Liberator ends year with uptick in sales
STUART, Fla. – Liberator Medical, which is being acquired by manufacturer C.R. Bard, posted a 9.4% increase in net sales for the fiscal year ended Sept. 30, 2015.
Net sales were $81.6 million in 2015 vs. $74.6 million in 2014, driven primarily by the company’s continued emphasis on direct response advertising.
“In 2015, we expanded the scope and reach of our sales and marketing activities, and strengthened our customer base through our proven direct response advertising efforts,” stated Mark Libratore, president and CEO.
Liberator posted a 6% decrease in net income, $7.3 billion in 2015 vs. $7.8 million in 2014. The decrease was driven primarily by lower operating income due to an increase in legal and settlement costs, and advertising and bad debt expenses.
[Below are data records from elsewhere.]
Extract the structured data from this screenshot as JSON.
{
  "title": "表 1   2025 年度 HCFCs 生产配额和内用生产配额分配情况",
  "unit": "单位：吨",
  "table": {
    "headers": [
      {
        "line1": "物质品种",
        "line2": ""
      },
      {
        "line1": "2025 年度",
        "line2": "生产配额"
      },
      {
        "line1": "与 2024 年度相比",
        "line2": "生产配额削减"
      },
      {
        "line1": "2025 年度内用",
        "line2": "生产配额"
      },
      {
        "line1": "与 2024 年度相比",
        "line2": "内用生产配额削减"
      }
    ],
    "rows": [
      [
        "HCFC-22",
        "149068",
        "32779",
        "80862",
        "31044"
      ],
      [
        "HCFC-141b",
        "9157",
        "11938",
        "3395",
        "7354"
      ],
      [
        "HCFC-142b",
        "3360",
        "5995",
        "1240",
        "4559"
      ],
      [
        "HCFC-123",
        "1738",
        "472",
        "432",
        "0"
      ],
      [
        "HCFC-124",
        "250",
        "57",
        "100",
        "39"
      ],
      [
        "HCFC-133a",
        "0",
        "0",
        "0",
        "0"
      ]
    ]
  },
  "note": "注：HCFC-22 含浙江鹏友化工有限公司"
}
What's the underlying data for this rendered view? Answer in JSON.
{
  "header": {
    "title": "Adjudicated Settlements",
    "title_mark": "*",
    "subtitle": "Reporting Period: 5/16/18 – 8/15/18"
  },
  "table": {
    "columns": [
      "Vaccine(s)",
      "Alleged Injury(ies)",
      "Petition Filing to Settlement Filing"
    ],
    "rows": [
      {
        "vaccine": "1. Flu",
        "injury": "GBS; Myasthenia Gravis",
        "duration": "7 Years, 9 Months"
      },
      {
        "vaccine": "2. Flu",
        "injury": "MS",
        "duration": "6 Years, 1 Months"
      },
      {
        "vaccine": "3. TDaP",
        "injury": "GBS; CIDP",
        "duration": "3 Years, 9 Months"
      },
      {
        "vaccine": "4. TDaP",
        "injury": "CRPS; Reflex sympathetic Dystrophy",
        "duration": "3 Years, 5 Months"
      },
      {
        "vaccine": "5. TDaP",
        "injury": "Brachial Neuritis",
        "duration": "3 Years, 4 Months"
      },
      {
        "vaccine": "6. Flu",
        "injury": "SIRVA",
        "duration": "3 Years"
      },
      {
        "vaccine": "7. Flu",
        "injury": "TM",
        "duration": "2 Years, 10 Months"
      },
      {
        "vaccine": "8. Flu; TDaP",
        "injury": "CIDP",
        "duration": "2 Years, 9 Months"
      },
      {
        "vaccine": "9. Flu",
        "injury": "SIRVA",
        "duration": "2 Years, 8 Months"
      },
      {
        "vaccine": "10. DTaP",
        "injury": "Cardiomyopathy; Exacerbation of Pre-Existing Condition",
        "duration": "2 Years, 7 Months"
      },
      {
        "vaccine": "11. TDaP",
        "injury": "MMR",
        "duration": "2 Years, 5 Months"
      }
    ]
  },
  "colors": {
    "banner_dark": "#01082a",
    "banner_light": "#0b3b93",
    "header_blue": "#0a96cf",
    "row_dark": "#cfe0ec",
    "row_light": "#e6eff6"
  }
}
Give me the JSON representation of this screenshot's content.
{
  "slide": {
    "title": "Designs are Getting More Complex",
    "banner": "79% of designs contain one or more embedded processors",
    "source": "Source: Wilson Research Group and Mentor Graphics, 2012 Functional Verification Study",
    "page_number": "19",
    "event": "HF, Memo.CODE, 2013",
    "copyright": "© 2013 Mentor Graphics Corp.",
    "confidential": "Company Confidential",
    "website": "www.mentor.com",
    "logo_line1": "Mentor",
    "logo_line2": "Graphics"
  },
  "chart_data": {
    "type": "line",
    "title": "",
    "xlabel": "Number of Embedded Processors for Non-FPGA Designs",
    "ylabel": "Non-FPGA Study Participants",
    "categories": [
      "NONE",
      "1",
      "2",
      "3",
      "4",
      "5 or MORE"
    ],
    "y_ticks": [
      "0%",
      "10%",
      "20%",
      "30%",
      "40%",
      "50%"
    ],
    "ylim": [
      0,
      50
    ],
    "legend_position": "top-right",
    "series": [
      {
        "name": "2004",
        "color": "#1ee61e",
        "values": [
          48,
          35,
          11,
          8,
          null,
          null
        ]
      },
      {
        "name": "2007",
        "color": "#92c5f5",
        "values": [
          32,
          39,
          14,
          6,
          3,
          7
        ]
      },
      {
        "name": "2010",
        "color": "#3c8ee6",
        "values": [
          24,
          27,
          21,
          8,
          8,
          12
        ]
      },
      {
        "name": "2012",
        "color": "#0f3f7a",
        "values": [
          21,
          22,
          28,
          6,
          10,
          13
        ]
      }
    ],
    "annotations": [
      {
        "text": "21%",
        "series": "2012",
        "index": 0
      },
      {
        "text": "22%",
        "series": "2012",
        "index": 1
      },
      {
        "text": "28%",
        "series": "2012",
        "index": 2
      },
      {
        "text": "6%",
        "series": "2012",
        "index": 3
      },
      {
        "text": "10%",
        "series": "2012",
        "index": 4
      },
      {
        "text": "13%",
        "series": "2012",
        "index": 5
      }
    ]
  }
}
It was partially offset by increased gross profits from increased sales volumes, and a reduction in payrolls costs and other general and administrative expenses.
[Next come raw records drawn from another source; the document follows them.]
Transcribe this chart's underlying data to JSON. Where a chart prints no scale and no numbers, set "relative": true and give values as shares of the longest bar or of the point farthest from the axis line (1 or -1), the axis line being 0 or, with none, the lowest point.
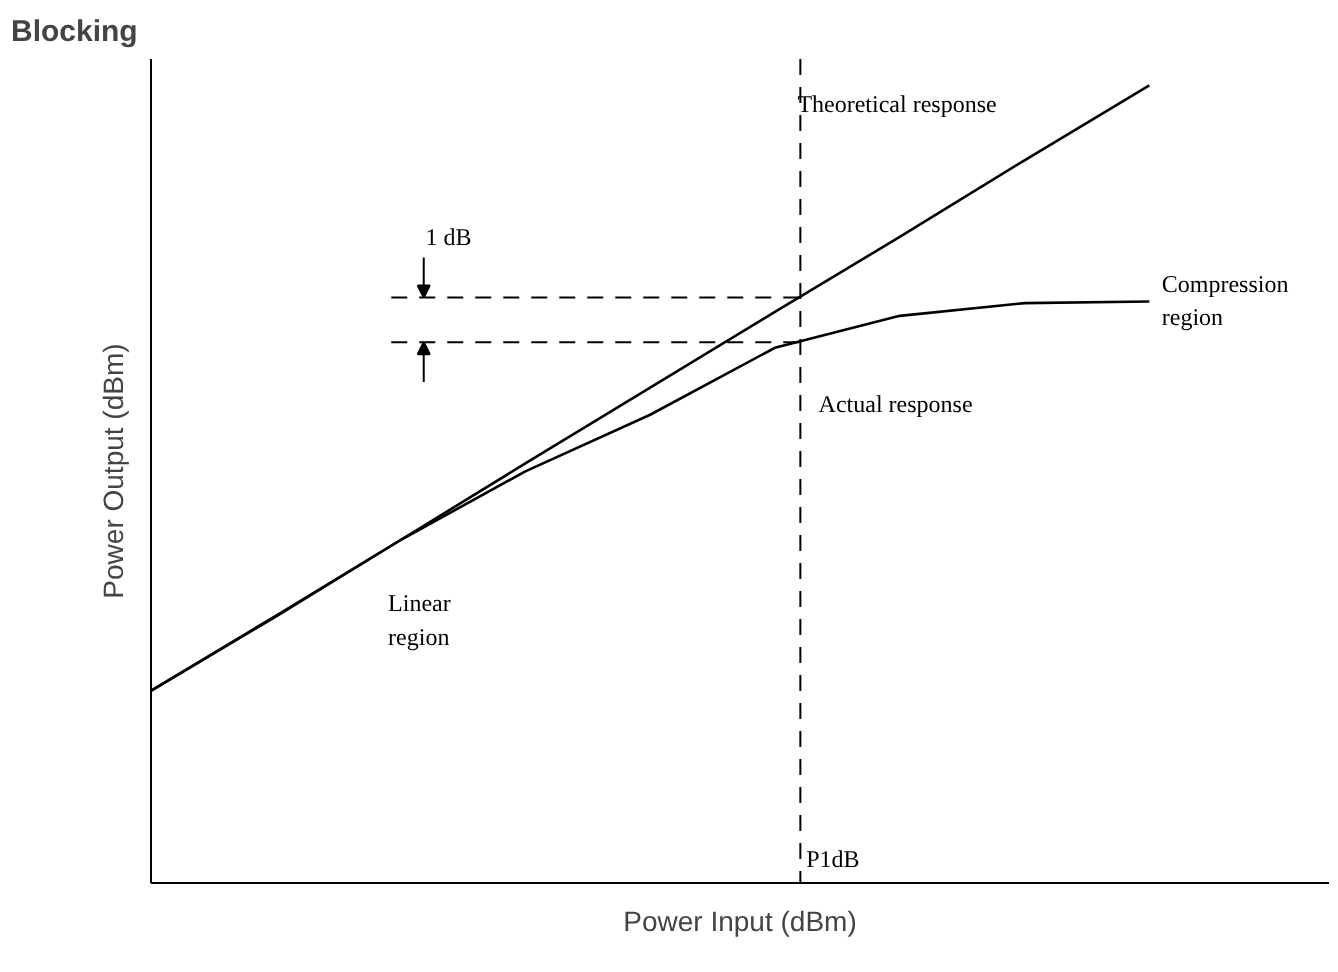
{
  "chart_data": {
    "type": "line",
    "title": "Blocking",
    "xlabel": "Power Input (dBm)",
    "ylabel": "Power Output (dBm)",
    "relative": true,
    "grid": false,
    "marker": "none",
    "line_style": "solid",
    "categories": [
      null,
      null,
      null,
      null,
      null,
      null,
      null,
      null,
      null
    ],
    "series": [
      {
        "color": "#000000",
        "values": [
          0.241,
          0.335,
          0.43,
          0.526,
          0.621,
          0.716,
          0.81,
          0.906,
          1.0
        ]
      },
      {
        "color": "#000000",
        "values": [
          0.241,
          0.334,
          0.43,
          0.516,
          0.587,
          0.671,
          0.711,
          0.727,
          0.729
        ]
      }
    ],
    "ref_lines": [
      {
        "axis": "y",
        "value": 0.734,
        "label": null,
        "line_style": "dashed",
        "color": "#000000"
      },
      {
        "axis": "y",
        "value": 0.678,
        "label": null,
        "line_style": "dashed",
        "color": "#000000"
      }
    ],
    "annotations": [
      "Theoretical response",
      "1 dB",
      "Compression\nregion",
      "Actual response",
      "Linear\nregion",
      "P1dB"
    ]
  }
}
C.R. Bard, a manufacturer of medical devices for vascular, urology and surgical specialty fields, announced in November that it has agreed to buy Liberator for $181 million in a move that strengthens its direct-to-consumer platform.
Liberator also made headlines in 2015, when it was one of eight companies investigated by the Department of Justice for alleged illegal kickback arrangements with Coloplast.